The website said the second flaw involved a way to gain access to a prepaid card account on a phone by clearing the phone's data through the application settings menu, then reopening Google Wallet. The researchers found that the application installed Google Wallet as if for the first time and asked the user to input a password. Once completed, the user had access to the balance on the phone's prepaid card account.
In a video demonstration of the flaw, the presenter said, "I don't know why Google set it this way, but that's a pretty big security hole there because, basically, anybody can just get a hold of your phone, reset the app and there they go, they have access to your Google prepaid account."
Theodore Svoronos, data security expert and Vice President of Sales at Atlantic Pacific Processing Systems Inc., said user access to cardholder data should rest on two-factor authentication, such as a user name and PIN, rather than just a PIN.
Svoronos said that among the four elements all payment solutions should have – ease of use, adoptability, design features and security – security should be the top priority. He questions whether Google took the necessary steps to ensure Google Wallet's security.
"I honestly believe that before any product goes out, especially in this day and age, it's got to be secure," he said. "If it's not secure, and it's not tested, tried and true, it should never walk out the door."
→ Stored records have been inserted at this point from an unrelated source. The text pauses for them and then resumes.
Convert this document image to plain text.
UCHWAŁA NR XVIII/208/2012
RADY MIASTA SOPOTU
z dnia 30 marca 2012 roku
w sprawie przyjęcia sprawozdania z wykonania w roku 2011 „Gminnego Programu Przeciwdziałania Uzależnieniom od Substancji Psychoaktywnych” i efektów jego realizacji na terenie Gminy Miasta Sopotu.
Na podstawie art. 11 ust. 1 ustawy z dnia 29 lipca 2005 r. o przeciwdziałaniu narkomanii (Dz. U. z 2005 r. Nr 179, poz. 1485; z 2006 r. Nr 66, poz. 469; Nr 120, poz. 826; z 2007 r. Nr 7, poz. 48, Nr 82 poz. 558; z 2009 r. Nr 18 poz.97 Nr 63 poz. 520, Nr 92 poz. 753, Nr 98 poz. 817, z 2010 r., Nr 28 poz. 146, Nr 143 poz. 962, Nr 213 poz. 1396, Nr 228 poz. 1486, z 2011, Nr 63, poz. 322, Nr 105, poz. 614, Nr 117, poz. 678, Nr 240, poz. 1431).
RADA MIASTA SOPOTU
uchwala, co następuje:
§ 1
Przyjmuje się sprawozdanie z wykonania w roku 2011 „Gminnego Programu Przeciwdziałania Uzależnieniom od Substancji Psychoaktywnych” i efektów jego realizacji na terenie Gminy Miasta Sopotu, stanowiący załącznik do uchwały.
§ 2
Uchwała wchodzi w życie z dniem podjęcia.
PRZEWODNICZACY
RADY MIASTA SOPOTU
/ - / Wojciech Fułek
Svoronos also questions why card data has to reside on smart phones at all. The data would be less vulnerable if the phone was limited to being an access device for card data stored in the cloud, rather than being a card data storage device itself, he said; by being a device that stores payment information, it reflects the worst aspect of a physical wallet – if the wallet is stolen, much of a person's private financial information stored in that wallet is compromised.
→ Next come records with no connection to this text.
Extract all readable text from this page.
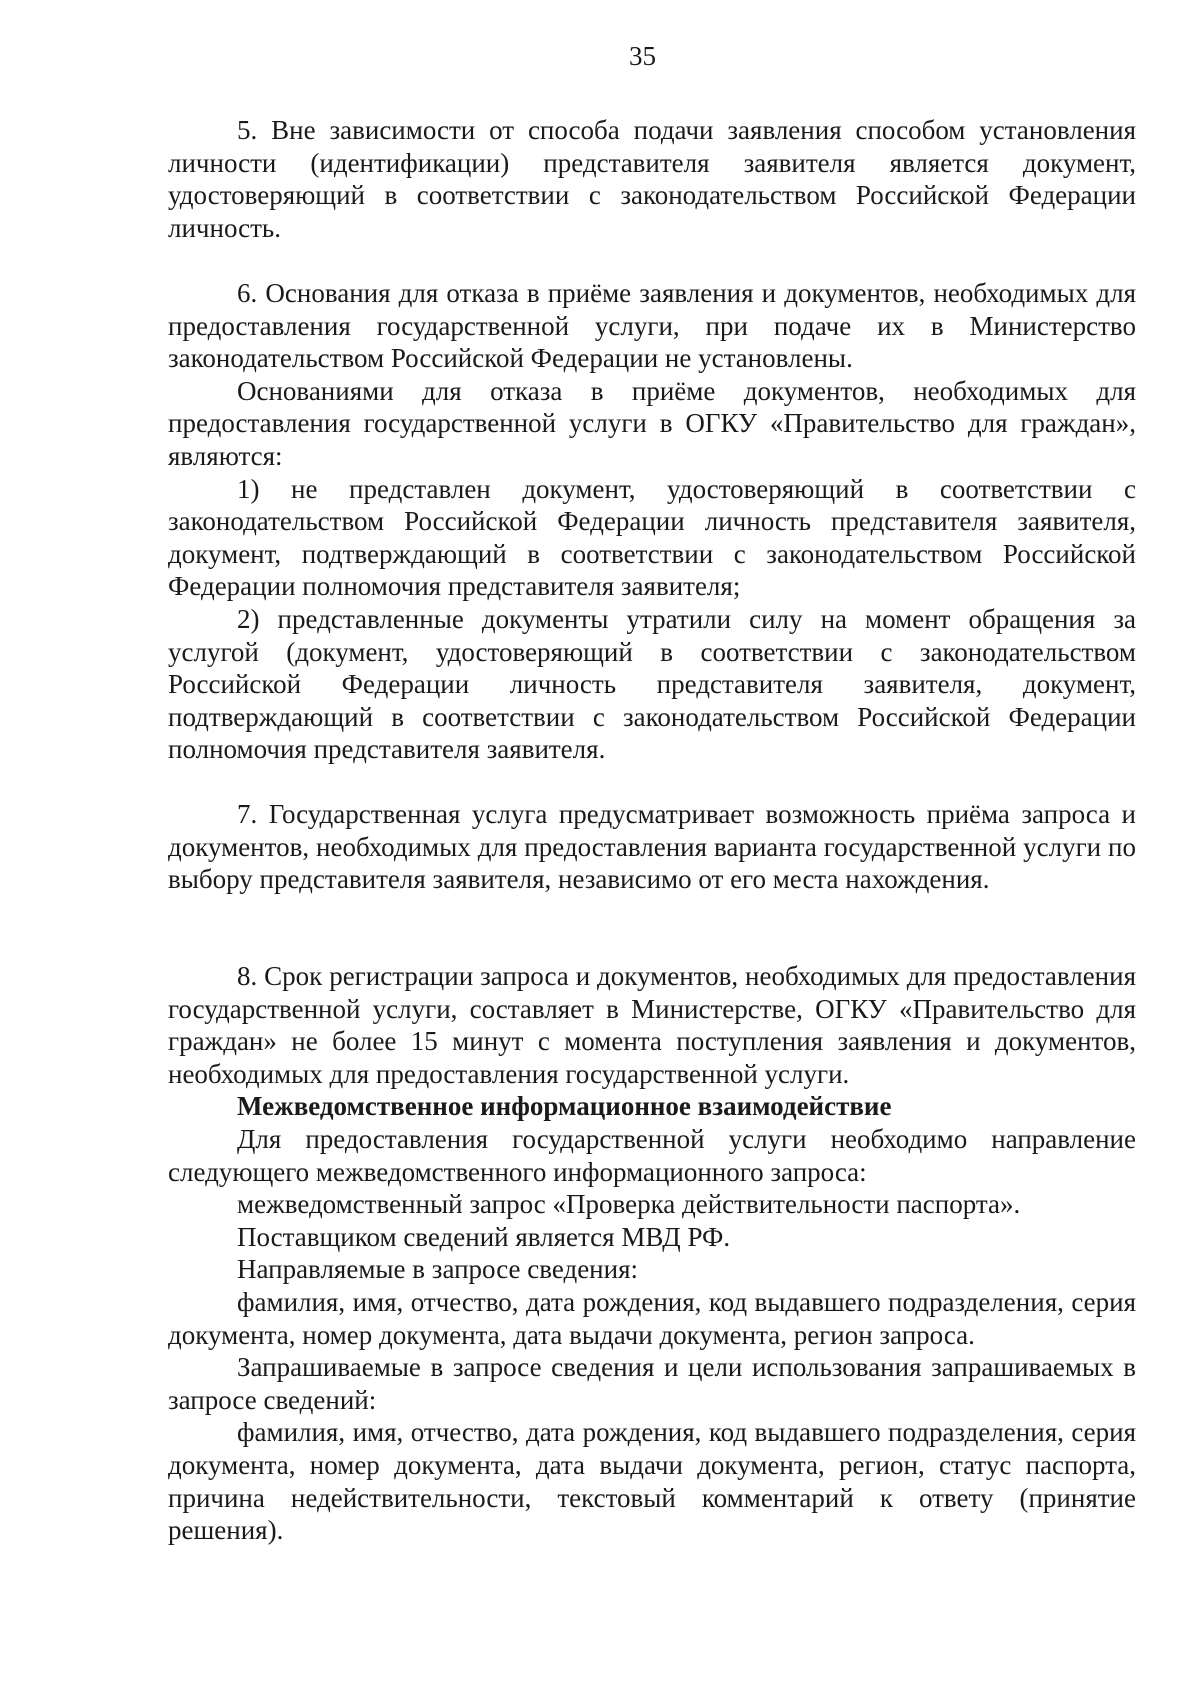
35

5. Вне зависимости от способа подачи заявления способом установления личности (идентификации) представителя заявителя является документ, удостоверяющий в соответствии с законодательством Российской Федерации личность.

6. Основания для отказа в приёме заявления и документов, необходимых для предоставления государственной услуги, при подаче их в Министерство законодательством Российской Федерации не установлены.

Основаниями для отказа в приёме документов, необходимых для предоставления государственной услуги в ОГКУ «Правительство для граждан», являются:

1) не представлен документ, удостоверяющий в соответствии с законодательством Российской Федерации личность представителя заявителя, документ, подтверждающий в соответствии с законодательством Российской Федерации полномочия представителя заявителя;

2) представленные документы утратили силу на момент обращения за услугой (документ, удостоверяющий в соответствии с законодательством Российской Федерации личность представителя заявителя, документ, подтверждающий в соответствии с законодательством Российской Федерации полномочия представителя заявителя.

7. Государственная услуга предусматривает возможность приёма запроса и документов, необходимых для предоставления варианта государственной услуги по выбору представителя заявителя, независимо от его места нахождения.

8. Срок регистрации запроса и документов, необходимых для предоставления государственной услуги, составляет в Министерстве, ОГКУ «Правительство для граждан» не более 15 минут с момента поступления заявления и документов, необходимых для предоставления государственной услуги.

Межведомственное информационное взаимодействие

Для предоставления государственной услуги необходимо направление следующего межведомственного информационного запроса:

межведомственный запрос «Проверка действительности паспорта».

Поставщиком сведений является МВД РФ.

Направляемые в запросе сведения:

фамилия, имя, отчество, дата рождения, код выдавшего подразделения, серия документа, номер документа, дата выдачи документа, регион запроса.

Запрашиваемые в запросе сведения и цели использования запрашиваемых в запросе сведений:

фамилия, имя, отчество, дата рождения, код выдавшего подразделения, серия документа, номер документа, дата выдачи документа, регион, статус паспорта, причина недействительности, текстовый комментарий к ответу (принятие решения).
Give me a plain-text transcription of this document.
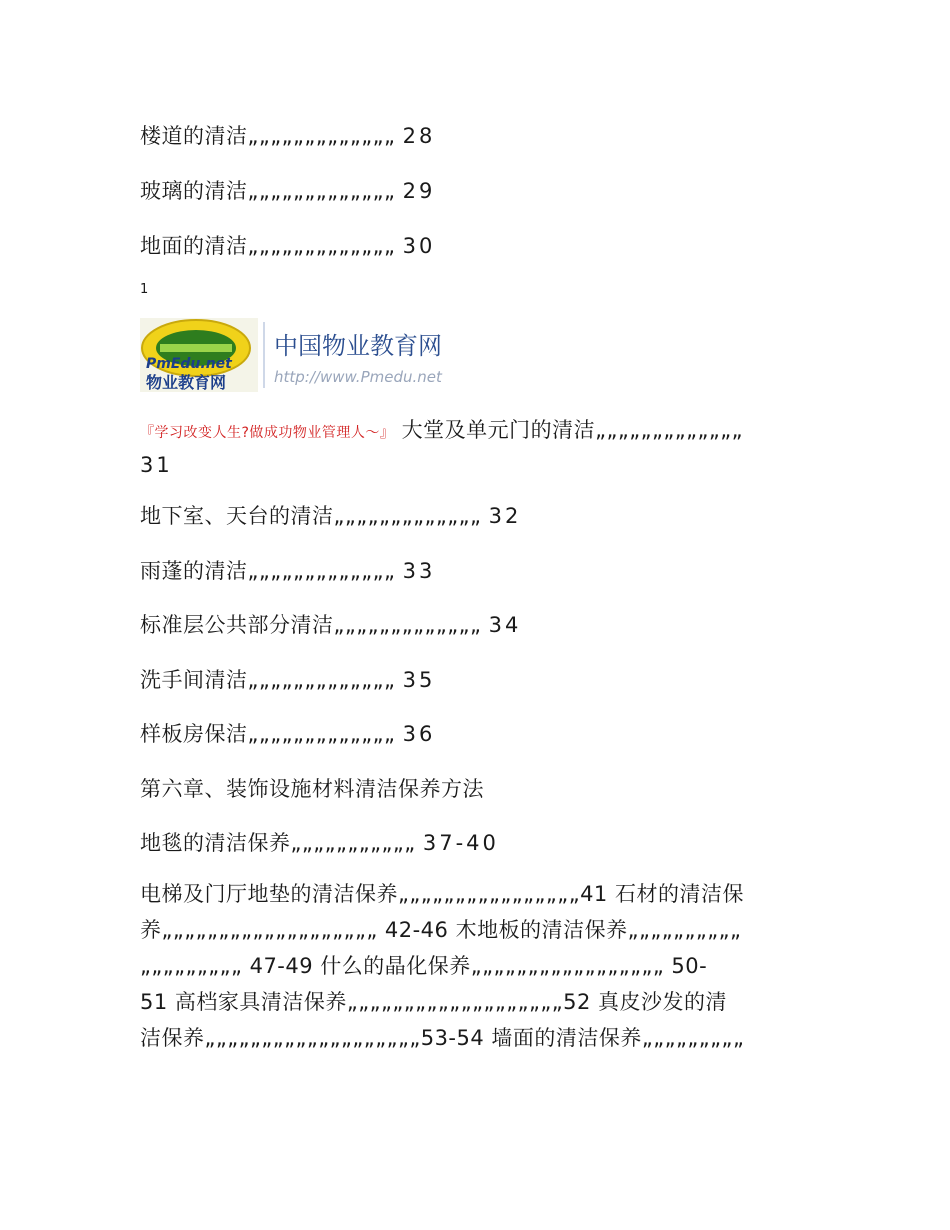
楼道的清洁„„„„„„„„„„„„„ 28
玻璃的清洁„„„„„„„„„„„„„ 29
地面的清洁„„„„„„„„„„„„„ 30
1
PmEdu.net
物业教育网
中国物业教育网
http://www.Pmedu.net
『学习改变人生?做成功物业管理人～』 大堂及单元门的清洁„„„„„„„„„„„„„
31
地下室、天台的清洁„„„„„„„„„„„„„ 32
雨蓬的清洁„„„„„„„„„„„„„ 33
标准层公共部分清洁„„„„„„„„„„„„„ 34
洗手间清洁„„„„„„„„„„„„„ 35
样板房保洁„„„„„„„„„„„„„ 36
第六章、装饰设施材料清洁保养方法
地毯的清洁保养„„„„„„„„„„„ 37-40
电梯及门厅地垫的清洁保养„„„„„„„„„„„„„„„„41 石材的清洁保
养„„„„„„„„„„„„„„„„„„„ 42-46 木地板的清洁保养„„„„„„„„„„
„„„„„„„„„ 47-49 什么的晶化保养„„„„„„„„„„„„„„„„„ 50-
51 高档家具清洁保养„„„„„„„„„„„„„„„„„„„52 真皮沙发的清
洁保养„„„„„„„„„„„„„„„„„„„53-54 墙面的清洁保养„„„„„„„„„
"All of a sudden that phone becomes a physical wallet?" he said. "You've opened up a whole new Pandora's Box."
Osama Bedier, Vice President, Google Wallet and Payments, issued a statement Feb. 10 on Google's corporate blog that asserts the safety of Google Wallet and its "advantages over the plastic cards and folded wallets in use today." He reported that Google temporarily disabled the "provisioning" (roughly meaning activation) of new prepaid cards in Google Wallet as the search engine giant works to correct the access problem.
On Feb. 14, Bedier said in a post that Google had restored provisioning and "issued a fix that prevents an existing prepaid card from being re-provisioned to another user."
Time will tell if Google's actions are sufficient to mitigate any damage to the company's reputation caused by the flaw. Todd Ablowitz, President of payment consultancy Double Diamond Group LLC, pointed out that numerous studies prove consumers are "extremely concerned about security as it relates to the mobile phone and payments. … This is their money we're talking about. So people aren't comfortable just trusting that the security is good enough. They want to know it."
Whether the security flaw negatively impacts Google Wallet will depend on public perception, according to Ablowitz. If the flaw is seen as just one of the things Google had to fix during the rollout of Google Wallet, the concerns may fade away, he said. But the opposite development could have far reaching consequences.
"If this gets a life of its own in the public perception, this could be very damaging to Google Wallet and to mobile payments," he said.